Голубятники потянулись на Петровку. Говорили, что какой-то известный эстрадный артист принес туда пять каких-то белых птичек, которые летали хвостом вперед, но их у него не приняли. Брали на Петровке только почтовых голубей.
22 декабря прием голубей прекратился. Девать их, наверное, было некуда, да и как в этой спешке отличишь почтового голубя от обыкновенного чеграша?
Расставаться москвичам в те дни приходилось не только с голубями. 25 июня вышло постановление Совнаркома о сдаче населением радиоприемников и радиопередающих устройств. Непослушных ждала уголовная ответственность по статье 59-6 УК РСФСР.
Вообще, статья 59-6 Уголовного кодекса на первый взгляд выглядела довольно безобидно: «Отказ или уклонение в условиях военного времени от внесения налогов или от выполнения повинностей». Она могла повлечь за собой наказание в виде «не менее шести месяцев лишения свободы», если б не маленькое дополнение: «а при особо отягчающих обстоятельствах, вплоть до высшей меры социальной защиты – расстрела, с конфискацией имущества».
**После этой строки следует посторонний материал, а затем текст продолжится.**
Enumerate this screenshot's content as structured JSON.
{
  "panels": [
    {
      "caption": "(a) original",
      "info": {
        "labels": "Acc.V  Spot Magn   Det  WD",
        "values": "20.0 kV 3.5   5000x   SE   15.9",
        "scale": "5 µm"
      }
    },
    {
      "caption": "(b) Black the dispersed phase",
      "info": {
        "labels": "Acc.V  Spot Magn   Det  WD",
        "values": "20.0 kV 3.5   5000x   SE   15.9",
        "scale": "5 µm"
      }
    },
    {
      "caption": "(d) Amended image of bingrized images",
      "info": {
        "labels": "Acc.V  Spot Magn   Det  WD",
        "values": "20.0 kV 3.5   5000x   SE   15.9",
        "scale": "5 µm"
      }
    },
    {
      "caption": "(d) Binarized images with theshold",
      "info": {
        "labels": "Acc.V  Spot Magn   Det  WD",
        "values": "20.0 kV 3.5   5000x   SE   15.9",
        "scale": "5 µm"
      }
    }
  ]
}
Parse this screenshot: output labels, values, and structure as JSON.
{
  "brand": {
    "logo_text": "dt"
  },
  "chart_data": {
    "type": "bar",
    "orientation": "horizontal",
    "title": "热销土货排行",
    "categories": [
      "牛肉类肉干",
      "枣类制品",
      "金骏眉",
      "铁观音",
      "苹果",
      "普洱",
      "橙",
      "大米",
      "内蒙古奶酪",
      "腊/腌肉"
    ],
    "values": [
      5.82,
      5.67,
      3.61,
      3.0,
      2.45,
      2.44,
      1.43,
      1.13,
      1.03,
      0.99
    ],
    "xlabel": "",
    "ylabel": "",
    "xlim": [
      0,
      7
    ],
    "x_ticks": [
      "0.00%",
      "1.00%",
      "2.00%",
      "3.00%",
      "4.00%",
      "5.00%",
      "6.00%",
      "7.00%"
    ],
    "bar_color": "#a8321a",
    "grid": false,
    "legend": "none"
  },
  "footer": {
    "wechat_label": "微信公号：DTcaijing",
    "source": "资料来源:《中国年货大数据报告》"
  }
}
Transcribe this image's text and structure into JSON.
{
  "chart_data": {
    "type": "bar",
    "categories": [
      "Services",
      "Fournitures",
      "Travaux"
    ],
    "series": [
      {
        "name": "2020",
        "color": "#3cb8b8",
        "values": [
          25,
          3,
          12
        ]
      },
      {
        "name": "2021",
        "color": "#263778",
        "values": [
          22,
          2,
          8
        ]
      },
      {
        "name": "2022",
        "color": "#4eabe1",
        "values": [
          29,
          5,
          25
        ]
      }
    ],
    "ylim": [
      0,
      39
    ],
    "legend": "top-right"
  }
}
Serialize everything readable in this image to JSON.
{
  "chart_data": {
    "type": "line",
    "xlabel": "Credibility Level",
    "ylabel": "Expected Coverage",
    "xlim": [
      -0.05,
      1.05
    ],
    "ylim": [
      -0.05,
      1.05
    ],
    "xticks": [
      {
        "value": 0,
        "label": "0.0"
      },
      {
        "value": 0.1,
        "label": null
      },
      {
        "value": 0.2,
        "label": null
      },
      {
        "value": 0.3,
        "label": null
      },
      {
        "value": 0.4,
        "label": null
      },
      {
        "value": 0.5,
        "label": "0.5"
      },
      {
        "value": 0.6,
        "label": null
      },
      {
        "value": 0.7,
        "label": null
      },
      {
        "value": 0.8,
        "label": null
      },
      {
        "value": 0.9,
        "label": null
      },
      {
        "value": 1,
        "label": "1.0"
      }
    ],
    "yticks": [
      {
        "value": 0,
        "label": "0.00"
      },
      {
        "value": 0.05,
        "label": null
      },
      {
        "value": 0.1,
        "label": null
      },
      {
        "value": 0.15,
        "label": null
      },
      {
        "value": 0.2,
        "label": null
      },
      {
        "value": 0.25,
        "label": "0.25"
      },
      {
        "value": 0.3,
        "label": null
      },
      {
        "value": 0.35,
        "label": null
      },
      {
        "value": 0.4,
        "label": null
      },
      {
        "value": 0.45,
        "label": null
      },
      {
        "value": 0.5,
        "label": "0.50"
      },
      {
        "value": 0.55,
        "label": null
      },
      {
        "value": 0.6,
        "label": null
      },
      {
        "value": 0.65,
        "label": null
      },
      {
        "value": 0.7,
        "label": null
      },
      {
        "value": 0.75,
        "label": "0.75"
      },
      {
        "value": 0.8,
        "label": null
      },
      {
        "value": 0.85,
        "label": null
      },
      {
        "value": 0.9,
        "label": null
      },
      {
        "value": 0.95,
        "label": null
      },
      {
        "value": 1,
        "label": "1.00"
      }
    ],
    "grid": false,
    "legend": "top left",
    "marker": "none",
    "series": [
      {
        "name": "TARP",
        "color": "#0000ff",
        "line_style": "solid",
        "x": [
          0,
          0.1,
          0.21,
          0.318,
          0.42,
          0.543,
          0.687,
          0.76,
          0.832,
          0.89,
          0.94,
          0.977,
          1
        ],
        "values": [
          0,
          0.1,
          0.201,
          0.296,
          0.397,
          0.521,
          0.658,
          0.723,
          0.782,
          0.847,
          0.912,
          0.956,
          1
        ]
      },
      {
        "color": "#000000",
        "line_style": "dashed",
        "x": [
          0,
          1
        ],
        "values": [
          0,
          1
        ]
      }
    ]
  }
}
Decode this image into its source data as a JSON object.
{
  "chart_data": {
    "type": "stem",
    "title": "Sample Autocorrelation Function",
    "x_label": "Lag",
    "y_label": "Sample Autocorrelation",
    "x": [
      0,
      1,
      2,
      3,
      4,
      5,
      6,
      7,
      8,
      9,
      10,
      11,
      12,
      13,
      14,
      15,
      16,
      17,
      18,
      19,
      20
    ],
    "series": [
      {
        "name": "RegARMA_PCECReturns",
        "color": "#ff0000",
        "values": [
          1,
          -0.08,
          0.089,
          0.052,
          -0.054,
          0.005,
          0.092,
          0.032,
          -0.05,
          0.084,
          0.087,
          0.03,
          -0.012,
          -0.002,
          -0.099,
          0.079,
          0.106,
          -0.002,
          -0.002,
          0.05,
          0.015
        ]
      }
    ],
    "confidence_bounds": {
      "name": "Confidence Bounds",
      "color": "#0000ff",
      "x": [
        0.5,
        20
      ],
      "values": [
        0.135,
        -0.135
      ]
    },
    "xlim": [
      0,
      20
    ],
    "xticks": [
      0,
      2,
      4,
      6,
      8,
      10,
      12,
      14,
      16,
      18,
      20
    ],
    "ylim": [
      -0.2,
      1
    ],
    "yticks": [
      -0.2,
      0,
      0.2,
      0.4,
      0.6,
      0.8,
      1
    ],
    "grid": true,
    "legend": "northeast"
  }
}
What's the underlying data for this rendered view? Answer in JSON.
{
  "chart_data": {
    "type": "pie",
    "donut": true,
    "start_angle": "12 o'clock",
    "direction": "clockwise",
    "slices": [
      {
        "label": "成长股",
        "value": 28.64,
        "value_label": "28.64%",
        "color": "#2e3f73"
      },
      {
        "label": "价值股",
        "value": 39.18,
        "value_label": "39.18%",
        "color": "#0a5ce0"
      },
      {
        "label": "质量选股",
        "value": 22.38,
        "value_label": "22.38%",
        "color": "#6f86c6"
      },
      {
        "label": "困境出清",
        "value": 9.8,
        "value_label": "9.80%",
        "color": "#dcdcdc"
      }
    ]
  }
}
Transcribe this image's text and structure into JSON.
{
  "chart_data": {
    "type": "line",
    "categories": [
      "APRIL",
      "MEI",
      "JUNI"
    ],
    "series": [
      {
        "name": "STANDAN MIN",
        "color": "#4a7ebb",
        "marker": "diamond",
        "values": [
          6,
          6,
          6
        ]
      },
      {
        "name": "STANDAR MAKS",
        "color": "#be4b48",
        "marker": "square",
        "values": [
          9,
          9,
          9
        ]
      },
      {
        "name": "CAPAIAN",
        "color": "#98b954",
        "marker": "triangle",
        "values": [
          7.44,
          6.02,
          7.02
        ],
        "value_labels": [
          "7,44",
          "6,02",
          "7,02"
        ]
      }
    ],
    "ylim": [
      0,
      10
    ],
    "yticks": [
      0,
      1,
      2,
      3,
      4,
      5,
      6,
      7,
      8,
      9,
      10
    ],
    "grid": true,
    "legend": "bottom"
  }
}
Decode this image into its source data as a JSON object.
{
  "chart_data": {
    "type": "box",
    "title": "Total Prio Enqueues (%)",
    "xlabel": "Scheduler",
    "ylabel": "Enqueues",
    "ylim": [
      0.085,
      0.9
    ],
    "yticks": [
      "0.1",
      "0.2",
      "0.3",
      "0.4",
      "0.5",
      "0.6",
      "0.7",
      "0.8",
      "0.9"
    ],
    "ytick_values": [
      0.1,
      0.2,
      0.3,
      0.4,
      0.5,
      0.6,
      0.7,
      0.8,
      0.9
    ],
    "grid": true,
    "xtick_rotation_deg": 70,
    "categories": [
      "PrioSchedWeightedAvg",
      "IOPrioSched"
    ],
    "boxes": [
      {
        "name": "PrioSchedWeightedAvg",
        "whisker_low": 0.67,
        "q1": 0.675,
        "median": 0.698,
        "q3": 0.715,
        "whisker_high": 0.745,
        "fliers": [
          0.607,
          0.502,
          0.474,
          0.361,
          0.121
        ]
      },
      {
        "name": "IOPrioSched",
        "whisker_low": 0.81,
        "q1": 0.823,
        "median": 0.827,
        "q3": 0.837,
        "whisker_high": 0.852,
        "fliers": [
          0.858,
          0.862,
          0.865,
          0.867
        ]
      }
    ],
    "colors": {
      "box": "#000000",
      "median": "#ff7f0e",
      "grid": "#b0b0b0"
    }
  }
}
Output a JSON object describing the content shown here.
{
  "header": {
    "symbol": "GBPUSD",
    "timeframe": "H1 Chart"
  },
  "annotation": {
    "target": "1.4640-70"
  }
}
Уголовная ответственность вводилась и за неисполнение повинностей военного времени и, в частности, за уклонение от передачи автотранспорта для нужд фронта, за уклонение от уплаты налогов и, в том числе, специального военного налога, а также за уклонение от сдачи государству велосипедов, мотоциклов, радиоприемников и радиопередающих устройств и призматических биноклей. Все эти вещи были необходимы фронту.
Нарушение законов военного времени жестоко каралось. Евдокия Сумарокова, например, получила семь лет за то, что продавала соседям хлебные карточки своих детей и сожгла в печи мебель эвакуированных соседей, переданную ей на хранение.
Не пожалели и Зайцева, который, «проживая, – как писал трибунал в приговоре, – на территории, оккупированной немцами, на поле боя обирал убитых красноармейцев, забирая махорку, деньги, белье». Получил он за это шесть лет, и никто ему наказание не снизил.
Суровость военных законов выражает собой нервное напряжение эпохи и равнодушие к отдельной личности ради благополучия всех. О том, как судьба играет человеком, следует из истории, произошедшей перед самой войной с заключенным камеры № 32 Таганской тюрьмы, Иваном Петровичем Буланцевым. Подобралась тогда в этой камере веселая компания: Буланцев, Лямин, Миронов и Кряжев. И стала она отравлять жизнь сокамерникам. То спящему «велосипед» устроит, то набьет кому-нибудь папиросу серой от спичек, то еще какую-нибудь гадость выкинет. Ну а Буланцев, так тот вообще обнаглел: подойдет, бывало, к какому-нибудь сокамернику, когда тот ест или газету читает, встанет поближе и ка-ак (выразился потом на допросе зэк Дворянинов) «выпустит кишечные газы»! Заключенные эти безобразия долго терпели, но потом им надоело, и они стали жаловаться начальнику тюрьмы Коврейну, однако тот никаких мер не принимал. Пустяки его не интересовали. Только после того как жалобщики заговорили об антисоветских высказываниях Буланцева и его друзей (сами они до этого дошли, или их оперативники надоумили – неизвестно), машина правосудия наконец заработала. Оказалось, что хулиганы порочили Красную армию, говорили, что порядки в ней невероятно тяжелые, кормят солдат плохо, одевают и обувают во что попало, а по окончании службы и эту несчастную одежду отнимают, и демобилизованные возвращаются домой оборванными и раздетыми, словно из тюрьмы.